“Well, we can celebrate Thanksgiving any place,” said Bishop Nicholas A. DiMarzio of Brooklyn, when asked how it feels to mark the American holiday in Italy.
“It’s a national day when we remember all the blessing we’ve received as a people – the origins, the pilgrims, the Indians – and go back to that love-fest at our beginnings as I think it formed the idea of our nation, that we should be a people at peace with everyone.”
Today’s festivities began with the celebration of Mass in the college chapel where the main celebrant was Cardinal Francis George of Chicago. The homily meanwhile was delivered by Archbishop Timothy M. Dolan of New York, a former student and rector of the North American College.
“A blessed Thanksgiving to all of you,” he wished to all present before reminding them of St. Augustine of Hippo’s contention that “gratitude is the first step to holiness,” as from gratitude, said St. Augustine, comes humility.

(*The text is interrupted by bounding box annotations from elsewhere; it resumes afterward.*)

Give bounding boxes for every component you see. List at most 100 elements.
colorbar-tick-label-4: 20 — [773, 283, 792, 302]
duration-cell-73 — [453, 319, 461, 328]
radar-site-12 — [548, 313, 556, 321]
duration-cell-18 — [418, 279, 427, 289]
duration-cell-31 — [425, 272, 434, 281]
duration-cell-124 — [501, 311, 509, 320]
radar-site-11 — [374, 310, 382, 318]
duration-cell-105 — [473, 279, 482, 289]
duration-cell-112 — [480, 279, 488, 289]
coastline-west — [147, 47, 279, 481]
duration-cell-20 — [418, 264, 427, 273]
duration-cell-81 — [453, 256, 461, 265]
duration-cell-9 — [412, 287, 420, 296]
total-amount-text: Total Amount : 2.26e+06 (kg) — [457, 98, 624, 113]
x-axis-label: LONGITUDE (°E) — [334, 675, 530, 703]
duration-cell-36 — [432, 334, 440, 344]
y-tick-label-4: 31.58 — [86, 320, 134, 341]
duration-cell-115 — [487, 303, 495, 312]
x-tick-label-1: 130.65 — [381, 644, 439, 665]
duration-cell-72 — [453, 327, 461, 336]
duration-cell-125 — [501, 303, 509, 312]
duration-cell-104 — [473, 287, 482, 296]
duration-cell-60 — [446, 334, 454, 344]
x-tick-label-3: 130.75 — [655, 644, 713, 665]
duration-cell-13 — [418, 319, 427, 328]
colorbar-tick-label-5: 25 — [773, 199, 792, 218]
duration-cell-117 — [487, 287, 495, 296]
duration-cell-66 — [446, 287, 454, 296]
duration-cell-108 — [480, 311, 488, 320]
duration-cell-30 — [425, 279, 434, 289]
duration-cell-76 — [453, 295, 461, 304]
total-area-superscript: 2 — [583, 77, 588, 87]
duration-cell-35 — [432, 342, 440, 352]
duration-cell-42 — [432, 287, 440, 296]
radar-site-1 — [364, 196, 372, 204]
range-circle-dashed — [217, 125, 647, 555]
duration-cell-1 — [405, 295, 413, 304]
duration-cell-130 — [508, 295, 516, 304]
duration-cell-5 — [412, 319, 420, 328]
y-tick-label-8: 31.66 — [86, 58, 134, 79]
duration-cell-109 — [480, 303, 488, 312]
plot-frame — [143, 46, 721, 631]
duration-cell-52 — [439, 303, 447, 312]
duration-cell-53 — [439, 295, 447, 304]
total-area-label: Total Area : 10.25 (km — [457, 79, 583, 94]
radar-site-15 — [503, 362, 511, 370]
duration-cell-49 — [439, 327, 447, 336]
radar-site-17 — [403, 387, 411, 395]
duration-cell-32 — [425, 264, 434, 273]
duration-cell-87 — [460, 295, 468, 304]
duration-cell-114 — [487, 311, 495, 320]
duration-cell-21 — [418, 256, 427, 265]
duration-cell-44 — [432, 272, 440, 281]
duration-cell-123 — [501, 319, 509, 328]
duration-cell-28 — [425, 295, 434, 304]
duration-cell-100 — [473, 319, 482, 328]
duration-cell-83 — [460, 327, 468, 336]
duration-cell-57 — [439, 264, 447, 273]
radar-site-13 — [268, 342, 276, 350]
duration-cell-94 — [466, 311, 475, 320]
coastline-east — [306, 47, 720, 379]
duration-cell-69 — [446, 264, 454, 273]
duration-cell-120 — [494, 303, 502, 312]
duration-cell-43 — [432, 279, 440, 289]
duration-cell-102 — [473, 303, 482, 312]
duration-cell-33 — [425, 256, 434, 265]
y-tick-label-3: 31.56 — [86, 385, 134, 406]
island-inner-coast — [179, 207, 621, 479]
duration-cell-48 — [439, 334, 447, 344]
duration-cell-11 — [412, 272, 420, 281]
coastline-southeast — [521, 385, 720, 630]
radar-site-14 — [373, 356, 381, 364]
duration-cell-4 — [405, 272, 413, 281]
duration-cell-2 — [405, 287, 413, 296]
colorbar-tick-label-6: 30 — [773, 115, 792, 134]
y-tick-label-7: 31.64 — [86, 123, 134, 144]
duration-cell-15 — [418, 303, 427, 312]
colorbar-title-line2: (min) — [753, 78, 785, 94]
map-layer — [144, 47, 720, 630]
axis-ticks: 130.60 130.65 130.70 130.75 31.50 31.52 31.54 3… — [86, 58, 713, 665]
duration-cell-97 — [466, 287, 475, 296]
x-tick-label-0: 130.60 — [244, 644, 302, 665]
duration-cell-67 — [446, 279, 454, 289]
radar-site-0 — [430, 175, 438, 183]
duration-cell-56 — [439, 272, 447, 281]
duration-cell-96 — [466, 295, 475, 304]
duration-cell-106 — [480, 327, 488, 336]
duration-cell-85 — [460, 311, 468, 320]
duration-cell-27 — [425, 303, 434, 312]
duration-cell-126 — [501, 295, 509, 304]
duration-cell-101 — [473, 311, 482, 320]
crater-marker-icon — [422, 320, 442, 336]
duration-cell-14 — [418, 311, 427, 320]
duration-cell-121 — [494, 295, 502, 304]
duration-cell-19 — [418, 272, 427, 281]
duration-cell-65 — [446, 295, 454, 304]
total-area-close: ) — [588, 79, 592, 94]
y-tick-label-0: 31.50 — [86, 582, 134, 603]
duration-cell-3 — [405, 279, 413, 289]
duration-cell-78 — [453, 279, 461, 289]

Thus we recognize that without Christ, “nothing is possible but with Him nothing is impossible,” said Archbishop Dolan, adding that “His grace and mercy are lavished upon us through absolutely no merits of our own,” so that we should “gratefully and humbly accept his gifts,” in the knowledge that “even the ability to do that is itself His gift.”
Speaking to CNA, Archbishop Dolan recalled his student years at the college between 1972 and 1976 and how he had never celebrated Thanksgiving “with more fervor and more gusto than I did when I was here in Rome.”